病院や医師、製薬会社、保険会社によって米国の2兆6,000億米ドルの医療市場が構成されています。米国を拠点とする市場調査会社Insight Research Corporationが発行した報告書「Telecommunications, IT, and Healthcare: Wireless Networks, Digital Healthcare and the Transformation of US Healthcare, 2009-2014」によると、同市場では今後5年間で遠隔通信サービスに555億米ドルが投資される見込みです。また、遠隔通信サービスに対する米国医療業界の投資額は複利成長率で10.2%増加し、2009年の71億米ドルから2014年には116億米ドルとなる見込みです。これは医療施設数が14%増となり、医療分野の雇用率も国全体の雇用率2.5倍の速さで拡大しているためです。医療施設数と医療機関の職員数はいずれも遠隔通信支出額を測る主な指標となっています。

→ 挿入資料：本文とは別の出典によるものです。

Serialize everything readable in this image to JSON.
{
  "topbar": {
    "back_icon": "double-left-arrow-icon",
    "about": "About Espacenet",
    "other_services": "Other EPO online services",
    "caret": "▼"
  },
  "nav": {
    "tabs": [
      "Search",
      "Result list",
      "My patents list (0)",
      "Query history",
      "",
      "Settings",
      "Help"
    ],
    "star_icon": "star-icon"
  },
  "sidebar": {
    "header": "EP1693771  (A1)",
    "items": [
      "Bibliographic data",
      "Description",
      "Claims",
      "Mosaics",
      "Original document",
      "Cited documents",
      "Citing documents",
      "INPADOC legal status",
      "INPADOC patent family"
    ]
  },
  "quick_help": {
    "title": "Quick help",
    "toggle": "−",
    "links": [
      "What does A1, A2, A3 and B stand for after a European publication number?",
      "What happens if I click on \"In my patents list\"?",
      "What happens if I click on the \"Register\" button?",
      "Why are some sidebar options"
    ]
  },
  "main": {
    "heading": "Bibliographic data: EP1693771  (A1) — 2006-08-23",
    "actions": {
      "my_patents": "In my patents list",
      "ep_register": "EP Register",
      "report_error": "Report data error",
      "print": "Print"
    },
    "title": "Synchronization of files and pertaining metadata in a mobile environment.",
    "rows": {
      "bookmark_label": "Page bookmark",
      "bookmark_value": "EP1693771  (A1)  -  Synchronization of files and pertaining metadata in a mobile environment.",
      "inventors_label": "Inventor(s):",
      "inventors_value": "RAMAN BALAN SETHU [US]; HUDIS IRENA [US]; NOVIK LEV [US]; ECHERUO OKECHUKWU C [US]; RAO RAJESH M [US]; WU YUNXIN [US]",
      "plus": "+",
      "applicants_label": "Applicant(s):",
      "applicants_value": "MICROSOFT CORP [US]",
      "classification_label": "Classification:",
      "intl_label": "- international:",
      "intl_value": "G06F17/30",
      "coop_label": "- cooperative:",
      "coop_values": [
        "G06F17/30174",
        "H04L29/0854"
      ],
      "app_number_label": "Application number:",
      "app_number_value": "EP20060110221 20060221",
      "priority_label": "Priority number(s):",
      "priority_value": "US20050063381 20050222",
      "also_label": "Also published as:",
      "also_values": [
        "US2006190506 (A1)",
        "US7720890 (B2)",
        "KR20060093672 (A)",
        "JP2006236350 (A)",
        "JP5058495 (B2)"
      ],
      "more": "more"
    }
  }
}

さらに、米国の医療費抑制に対する議会の動きや高齢化、医療従事者の不足など医療業界の外で生じる流れによって、同業界に対し現在の業務慣習に代わる代替手段を求める動きが起きているのです。現在の制度に内在するコスト高の多くは患者のそばに医療従事者がついていることで生じる費用や、記録の管理や情報交換に原始的な管理システムが用いられていることで生じる費用となっています。遠隔通信は患者と医療従事者の間の橋渡しとなるだけでなく、医療従事者の間で安全に情報を共有できるベースラインデータを標準化することができます。

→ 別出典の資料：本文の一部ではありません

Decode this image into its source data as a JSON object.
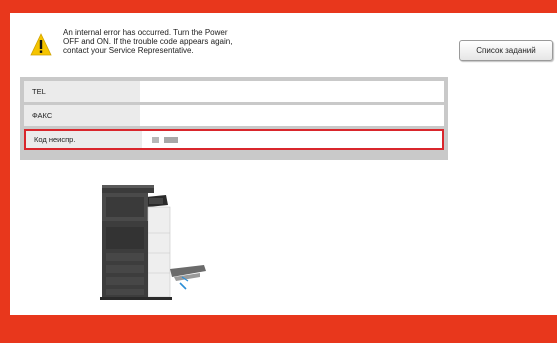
{
  "error": {
    "message_lines": [
      "An internal error has occurred. Turn the Power",
      "OFF and ON.  If the trouble code appears again,",
      "contact your Service Representative."
    ]
  },
  "toolbar": {
    "job_list_label": "Список заданий"
  },
  "info_rows": [
    {
      "label": "TEL",
      "value": ""
    },
    {
      "label": "ФАКС",
      "value": ""
    },
    {
      "label": "Код неиспр.",
      "value": ""
    }
  ],
  "icons": {
    "warning": "warning-icon",
    "printer": "printer-illustration"
  },
  "colors": {
    "frame": "#e8371c",
    "highlight": "#d9262c",
    "warning": "#f5c400"
  }
}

「前回の医療業界調査以降、私たちは鈍化する現在の投資状況を反映させるため5年間の最新予測を行いました。具体的には、不況の影響を反映して2008年にはおよそ5億米ドル、2009年には10億米ドルの予測数値の下方修正を行なっています。しかし消費者が医療サービスにより多くのお金を費やし続けているため、長期的には医療向け遠隔通信への投資額は弊社が以前行なった予測レベルに近づくものと考えています。」とInsight ResearchのRobert Rosenberg社長は語っています。